Broken is fueled by justifiable anger, but it is a far cry from typically exploitative vigilante films. Frankly, it focuses nearly as much on Detective Jang Eok-gwan, the cop in charge of apprehending Lee and Jo. Dogged by Internal Affairs for his rough treatment of another murderous minor from a prior case, Jang understands Lee’s anguish only too well. While he admonishes his openly sympathetic junior to play it by the book, the extent of his internal conflict becomes increasingly clear as the manhunt closes in.

Although Jung Jae-young portrayed a similarly driven protagonist in Confession of Murder, he reaches a far higher level of soul-searing anguish as Lee. When unleashed, his fury is palpable, but it is even more chilling to watch his persona collapse in on itself. Yet, it is Lee Sung-min who gives the film its bitterly acidic heart. It is an uncommonly smart and subtle performance from an actor best known for television dramas and smaller feature supporting roles.


Broken also represents a considerable step up from Lee Jung-ho’s solid but relatively conventional genre outing, Bestseller.

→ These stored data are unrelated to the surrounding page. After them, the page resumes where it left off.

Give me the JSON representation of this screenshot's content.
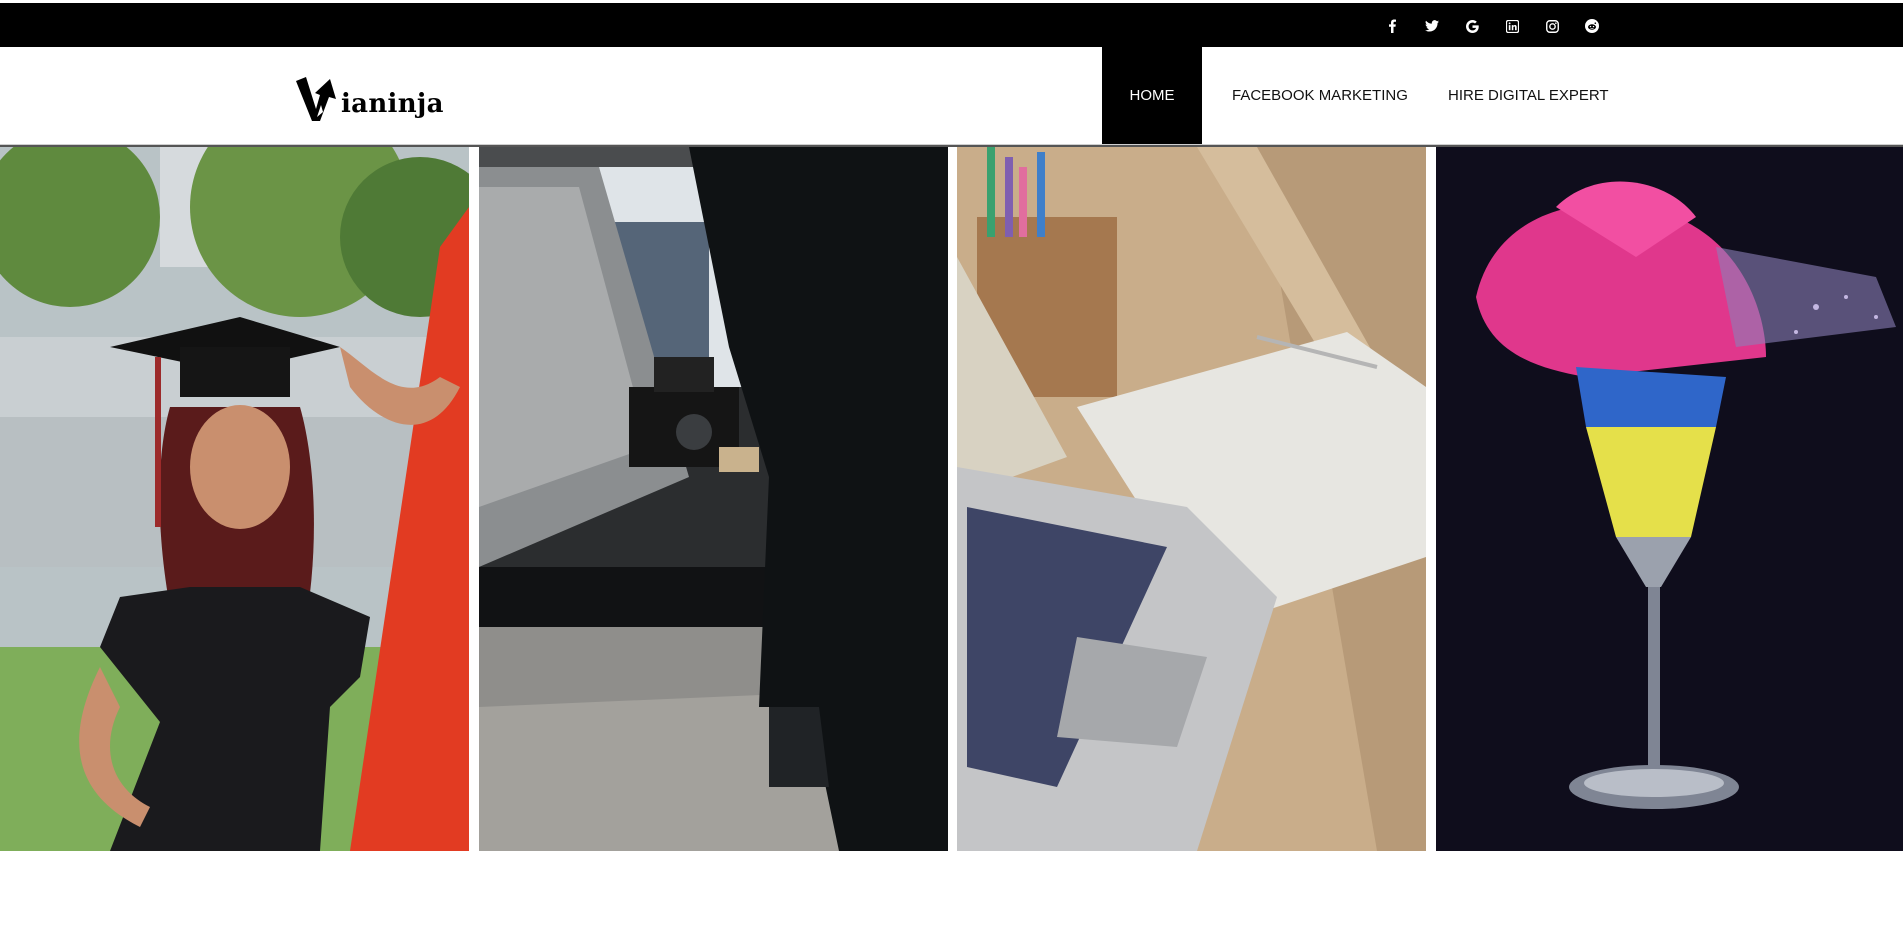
{
  "social": {
    "icons": [
      "facebook-icon",
      "twitter-icon",
      "google-icon",
      "linkedin-icon",
      "instagram-icon",
      "reddit-icon"
    ]
  },
  "brand": {
    "logo_text": "ianinja",
    "logo_initial": "V"
  },
  "nav": {
    "items": [
      {
        "label": "HOME",
        "active": true
      },
      {
        "label": "FACEBOOK MARKETING",
        "active": false
      },
      {
        "label": "HIRE DIGITAL EXPERT",
        "active": false
      }
    ]
  },
  "gallery": {
    "panels": [
      "graduate-photo",
      "camera-operator-photo",
      "laptop-desk-photo",
      "exploding-glass-photo"
    ]
  },
  "colors": {
    "topbar": "#000000",
    "nav_active_bg": "#000000",
    "nav_active_text": "#ffffff",
    "nav_text": "#111111"
  }
}
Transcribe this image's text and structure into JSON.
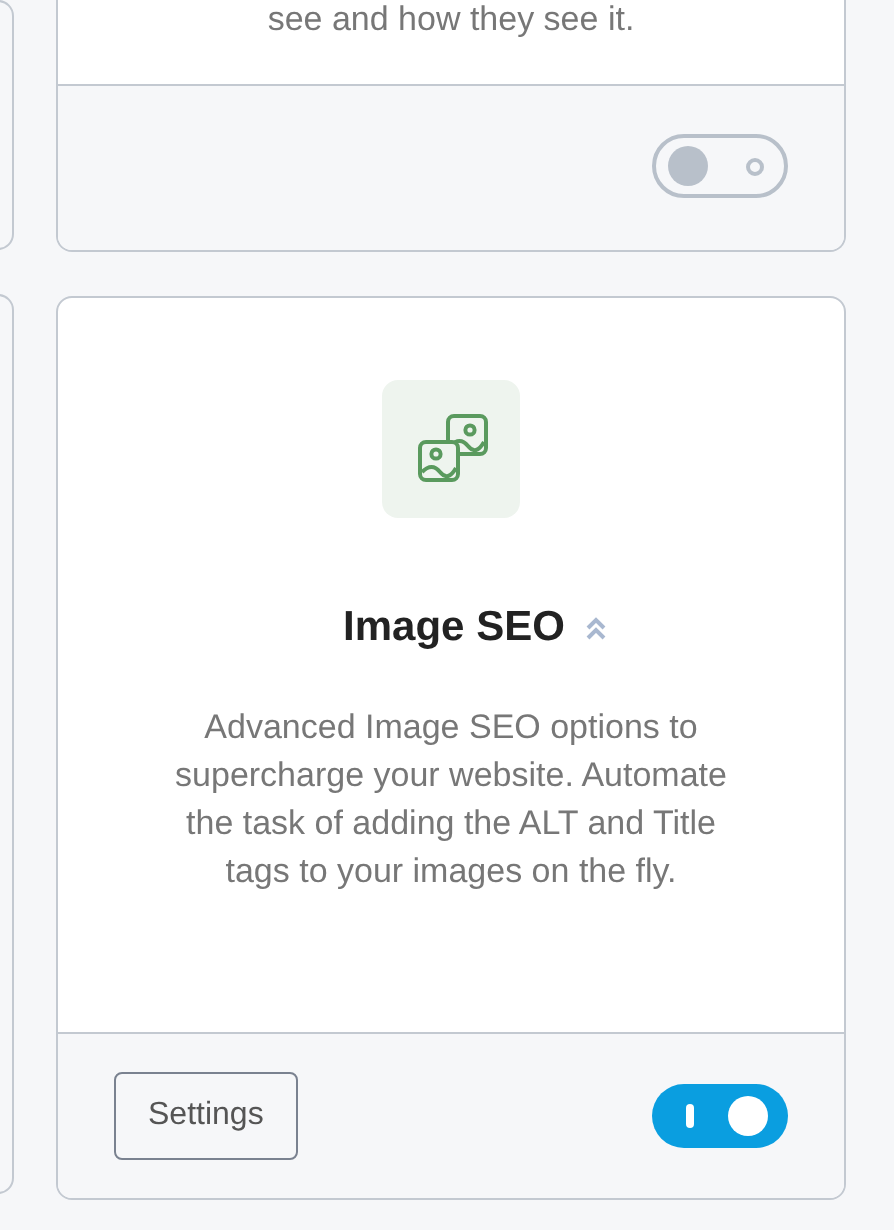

There are indeed tight and tense thriller elements at work, but the prevailing vibe is one of high tragedy. Lee’s adaptation of Keigo Higashino’s Japanese novel also pointedly critiques a legal system that too frequently compounds the pain of victims, while protecting the guilty. It is a bracing film that takes viewers to some very dark places. Recommended for those who will appreciate the harrowing ride, Broken opens this Friday (5/9) in Los Angeles at the CGV Cinemas.